Annie became engaged, and was stricken when her fiance died, it was a deep grief and spoiled her life. She remained thereafter single, as also did her sister Jessie.

The remainder of the family married and Eliza Jane, who was to become my grandmother, had a very romantic wooing which must have caused quite a sensation among the girls. A young Scot of twenty-five years, James Thomson by name, saw Eliza Jane one evening waiting on the doorstep for the bell to be answered at the house of mutual friends in Huddersfield. He opened the gate, and as it squeaked Eliza Jane turned towards him, and he promptly fell in love with her.

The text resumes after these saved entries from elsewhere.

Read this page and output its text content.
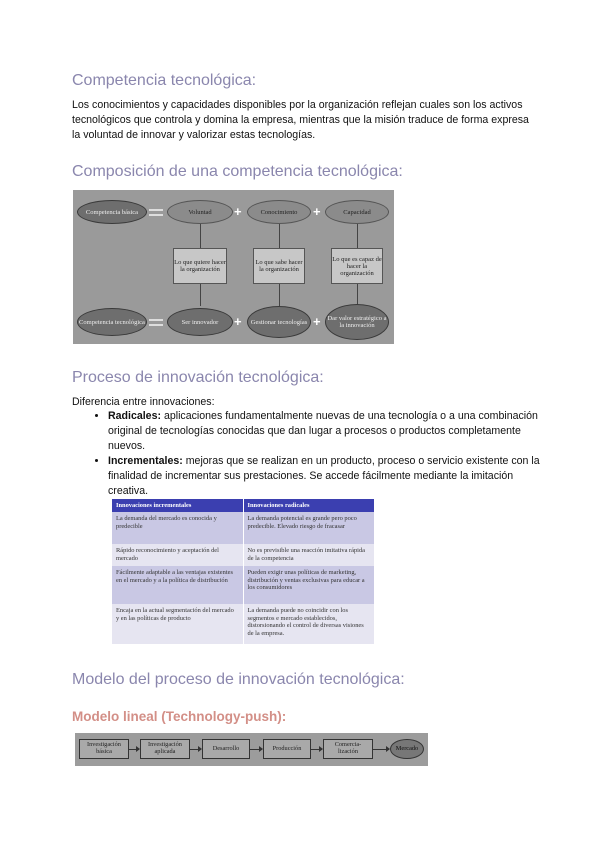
Competencia tecnológica:

Los conocimientos y capacidades disponibles por la organización reflejan cuales son los activos tecnológicos que controla y domina la empresa, mientras que la misión traduce de forma expresa la voluntad de innovar y valorizar estas tecnologías.

Composición de una competencia tecnológica:
Competencia básica	Voluntad	+	Conocimiento	+	Capacidad
Lo que quiere hacer la organización
Lo que sabe hacer la organización
Lo que es capaz de hacer la organización
Competencia tecnológica	Ser innovador	+	Gestionar tecnologías +	Dar valor estratégico a la innovación
Proceso de innovación tecnológica:

Diferencia entre innovaciones:

• Radicales: aplicaciones fundamentalmente nuevas de una tecnología o a una combinación original de tecnologías conocidas que dan lugar a procesos o productos completamente nuevos.
• Incrementales: mejoras que se realizan en un producto, proceso o servicio existente con la finalidad de incrementar sus prestaciones. Se accede fácilmente mediante la imitación creativa.
Innovaciones incrementales	Innovaciones radicales
La demanda del mercado es conocida y predecible	La demanda potencial es grande pero poco predecible. Elevado riesgo de fracasar
Rápido reconocimiento y aceptación del mercado	No es previsible una reacción imitativa rápida de la competencia
Fácilmente adaptable a las ventajas existentes en el mercado y a la política de distribución	Pueden exigir unas políticas de marketing, distribución y ventas exclusivas para educar a los consumidores
Encaja en la actual segmentación del mercado y en las políticas de producto	La demanda puede no coincidir con los segmentos e mercado establecidos, distorsionando el control de diversas visiones de la empresa.
Modelo del proceso de innovación tecnológica:
Modelo lineal (Technology-push):
Investigación básica
Investigación aplicada	Desarrollo	Producción	Comercia- lización	Mercado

I wonder what it was that made such an instant impression; her bearing and grace, her features, or perhaps a gentle look she bestowed upon him. James' heart was in a flutter, and that same evening he remarked to one of the guests "I am going to marry that girl" and to his friend's protest of "Don't be a fool, James, you scarcely know her," he retorted "I am going to marry her, you'll see!" After a whirlwind courtship this, indeed, he did!

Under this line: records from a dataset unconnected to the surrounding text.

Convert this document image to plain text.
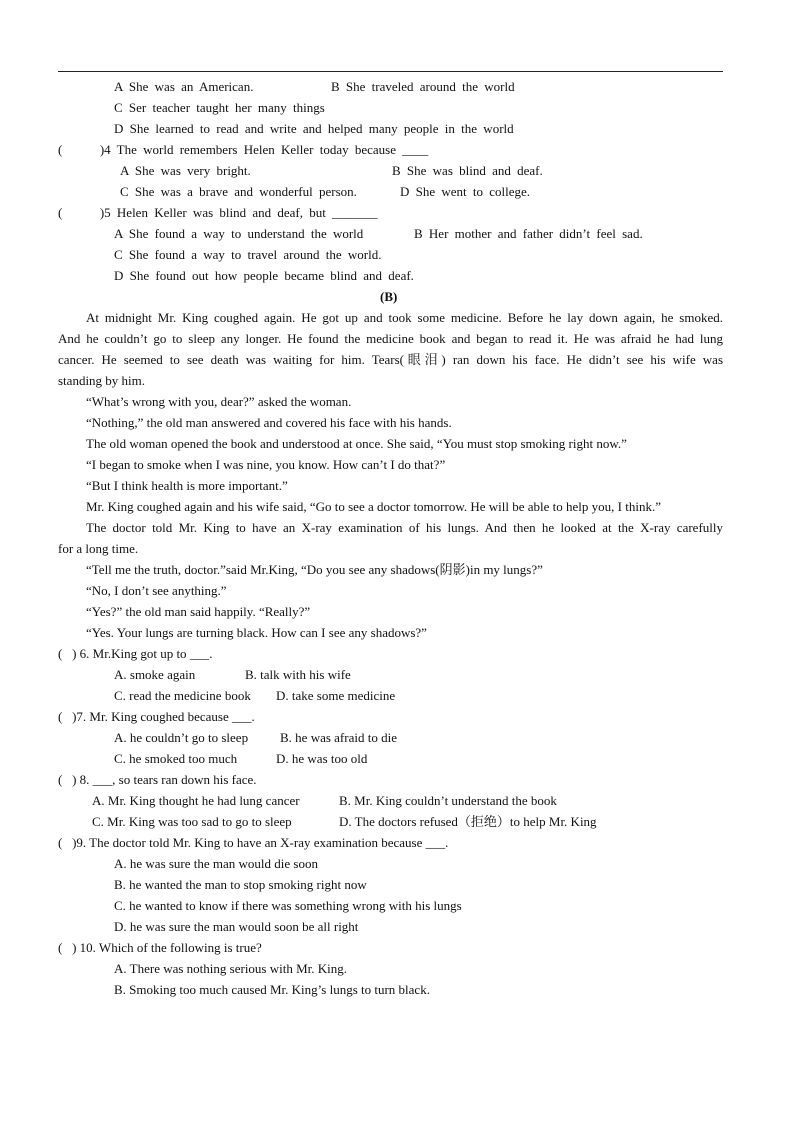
A She was an American.	B She traveled around the world
C Ser teacher taught her many things
D She learned to read and write and helped many people in the world
(      )4 The world remembers Helen Keller today because ____
A She was very bright.	B She was blind and deaf.
C She was a brave and wonderful person.	D She went to college.
(      )5 Helen Keller was blind and deaf, but _______
A She found a way to understand the world	B Her mother and father didn’t feel sad.
C She found a way to travel around the world.
D She found out how people became blind and deaf.
(B)
At midnight Mr. King coughed again. He got up and took some medicine. Before he lay down again, he smoked.
And he couldn’t go to sleep any longer. He found the medicine book and began to read it. He was afraid he had lung
cancer. He seemed to see death was waiting for him. Tears(眼泪) ran down his face. He didn’t see his wife was
standing by him.
“What’s wrong with you, dear?” asked the woman.
“Nothing,” the old man answered and covered his face with his hands.
The old woman opened the book and understood at once. She said, “You must stop smoking right now.”
“I began to smoke when I was nine, you know. How can’t I do that?”
“But I think health is more important.”
Mr. King coughed again and his wife said, “Go to see a doctor tomorrow. He will be able to help you, I think.”
The doctor told Mr. King to have an X-ray examination of his lungs. And then he looked at the X-ray carefully
for a long time.
“Tell me the truth, doctor.”said Mr.King, “Do you see any shadows(阴影)in my lungs?”
“No, I don’t see anything.”
“Yes?” the old man said happily. “Really?”
“Yes. Your lungs are turning black. How can I see any shadows?”
(   ) 6. Mr.King got up to ___.
A. smoke again	B. talk with his wife
C. read the medicine book D. take some medicine
(   )7. Mr. King coughed because ___.
A. he couldn’t go to sleep B. he was afraid to die
C. he smoked too much	D. he was too old
(   ) 8. ___, so tears ran down his face.
A. Mr. King thought he had lung cancer	B. Mr. King couldn’t understand the book
C. Mr. King was too sad to go to sleep	D. The doctors refused（拒绝）to help Mr. King
(   )9. The doctor told Mr. King to have an X-ray examination because ___.
A. he was sure the man would die soon
B. he wanted the man to stop smoking right now
C. he wanted to know if there was something wrong with his lungs
D. he was sure the man would soon be all right
(   ) 10. Which of the following is true?
A. There was nothing serious with Mr. King.
B. Smoking too much caused Mr. King’s lungs to turn black.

Some years previously, when the family were still at home, Great-grandfather bought a house on the Mount called "Rockingham House", and they removed away from the mill and the main road to a more residential part of Malton.

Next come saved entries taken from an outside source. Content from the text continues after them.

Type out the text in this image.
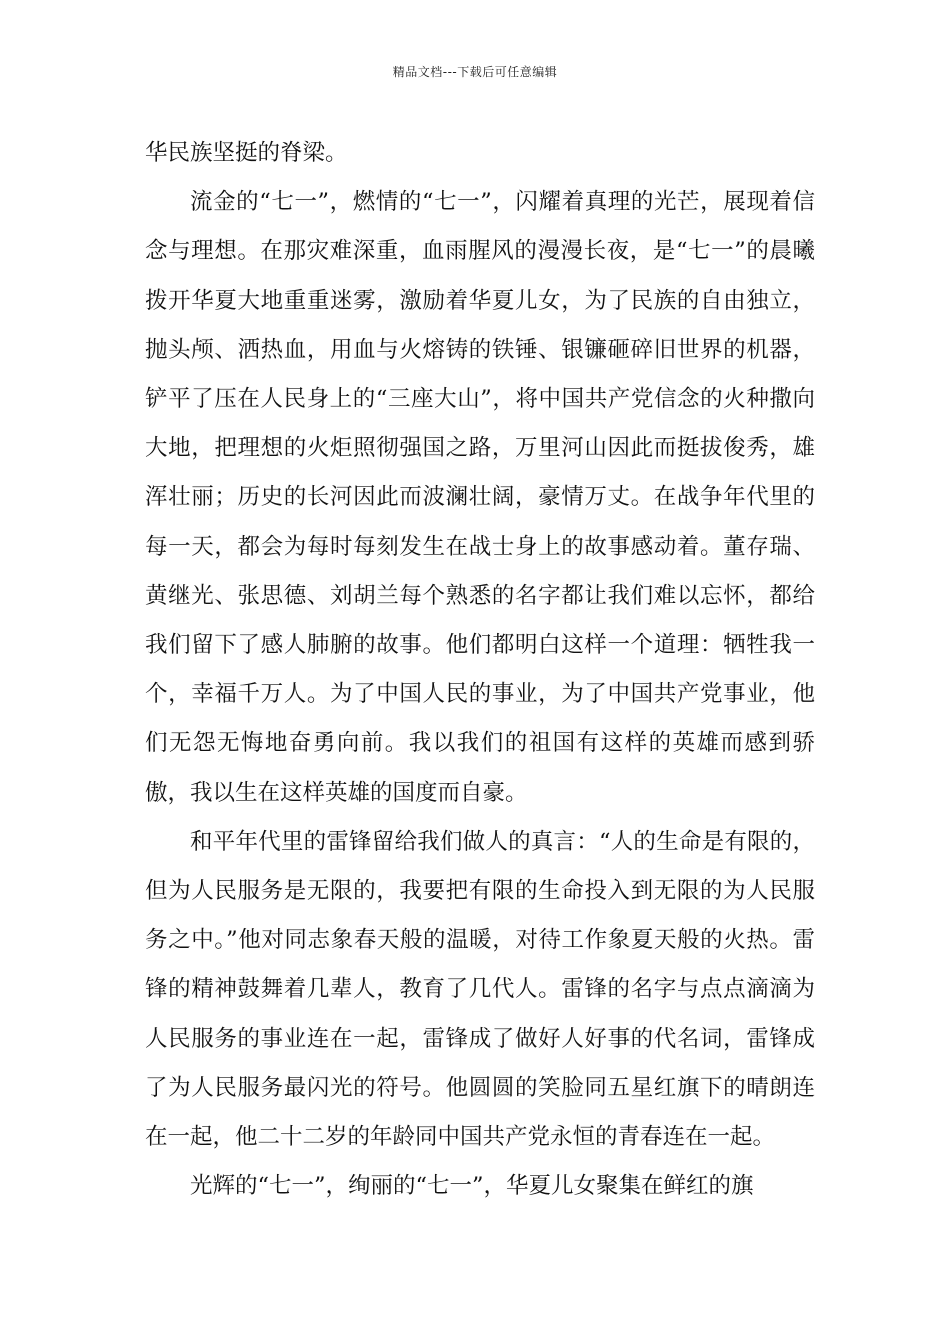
精品文档---下载后可任意编辑

华民族坚挺的脊梁。

流金的“七一”，燃情的“七一”，闪耀着真理的光芒，展现着信念与理想。在那灾难深重，血雨腥风的漫漫长夜，是“七一”的晨曦拨开华夏大地重重迷雾，激励着华夏儿女，为了民族的自由独立，抛头颅、洒热血，用血与火熔铸的铁锤、银镰砸碎旧世界的机器，铲平了压在人民身上的“三座大山”，将中国共产党信念的火种撒向大地，把理想的火炬照彻强国之路，万里河山因此而挺拔俊秀，雄浑壮丽；历史的长河因此而波澜壮阔，豪情万丈。在战争年代里的每一天，都会为每时每刻发生在战士身上的故事感动着。董存瑞、黄继光、张思德、刘胡兰每个熟悉的名字都让我们难以忘怀，都给我们留下了感人肺腑的故事。他们都明白这样一个道理：牺牲我一个，幸福千万人。为了中国人民的事业，为了中国共产党事业，他们无怨无悔地奋勇向前。我以我们的祖国有这样的英雄而感到骄傲，我以生在这样英雄的国度而自豪。

和平年代里的雷锋留给我们做人的真言：“人的生命是有限的，但为人民服务是无限的，我要把有限的生命投入到无限的为人民服务之中。”他对同志象春天般的温暖，对待工作象夏天般的火热。雷锋的精神鼓舞着几辈人，教育了几代人。雷锋的名字与点点滴滴为人民服务的事业连在一起，雷锋成了做好人好事的代名词，雷锋成了为人民服务最闪光的符号。他圆圆的笑脸同五星红旗下的晴朗连在一起，他二十二岁的年龄同中国共产党永恒的青春连在一起。

光辉的“七一”，绚丽的“七一”，华夏儿女聚集在鲜红的旗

In the course of time Great-grandfather and Great-grandmother Metcalfe died. When great-Grandmother was laid to rest an old friend wrote a poem to her memory which I find rather charming, and a tribute to her happy nature. It was entitled: -

"In memoriam."

Malton Cemetery, January 24th, 1889.

I walked in the sunny grave-yard,
Apart from the little town,
And many with sadden'd faces
Moved quietly up and down.

The white-robed priests stood waiting;
And solemnly tolled the bell,
As the funeral train came slowly on
With her they had loved so well.

And the noonday sun shone brightly,
And the flowers gleamed fresh and fair,
But she who so loved their fragrance
Lay quiet and sleeping there.

They bore her on through the silence,
And the Holy words were said, Whilst they who through life had loved her
Wept sadly around their dead.

And there 'neath the wintry sunlight
They laid her adown to rest,
Where the ivy twined, and her bed was lined,
With the flowers she loved the best.

But hark! in the solemn silence
A triumph strain was heard,
Was it the Angels singing
Through the voice of that little bird?

It flooded the sky with music
As it thrilled through the clear, cold air;
Or could it be that her happy soul
Spake peace to her loved ones there?

And they turned away in their sadness,
As they left her there to rest,
But her spirit sang in its gladness,
At home, with the Loved and Blest.

In St. Michael's Church, at Malton, there is a stained-glass window consecrated to Great-Grandmother. This depicts the "Light of the World" from the famous painting by Holman Hunt, and the words read:-

"To the Glory of God and in loving memory of Elizabeth Rutter wife of William Metcalfe Rockingham House Malton by their sons and daughters obiit Jan 21 1889 aetat 69."

I think it is a wonderful thing to have a poem dedicated, and a stained-glass window consecrated, to one's memory. Elizabeth Rutter must indeed have been a remarkable character.

After their parents' deaths Annie and Jessie continued to live at the family home. When Jessie died from a stroke, Annie gradually became an invalid, and bedridden.

There was a strange twilight in the house for the Venetian blinds covering the windows shadowed all the rooms, and instinctively we lowered our voices as we entered the cold, dead atmosphere.

It was not so in Annie's bedroom, however, for she had a love of blue and pink and the room had a lightsome air. I remember Annie as charming and easily amused, and although she led such a restricted life I do not recall hearing her grumble. She was greatly helped by the wireless for she listened intently to the services from St. Martin-in-the-Fields, and admired and loved the Revd. Dick Sheppard, pioneer of religious broadcasting.

When Annie died at the age of eighty-six, in 1937, she was the last of that generation of the family of Metcalfe.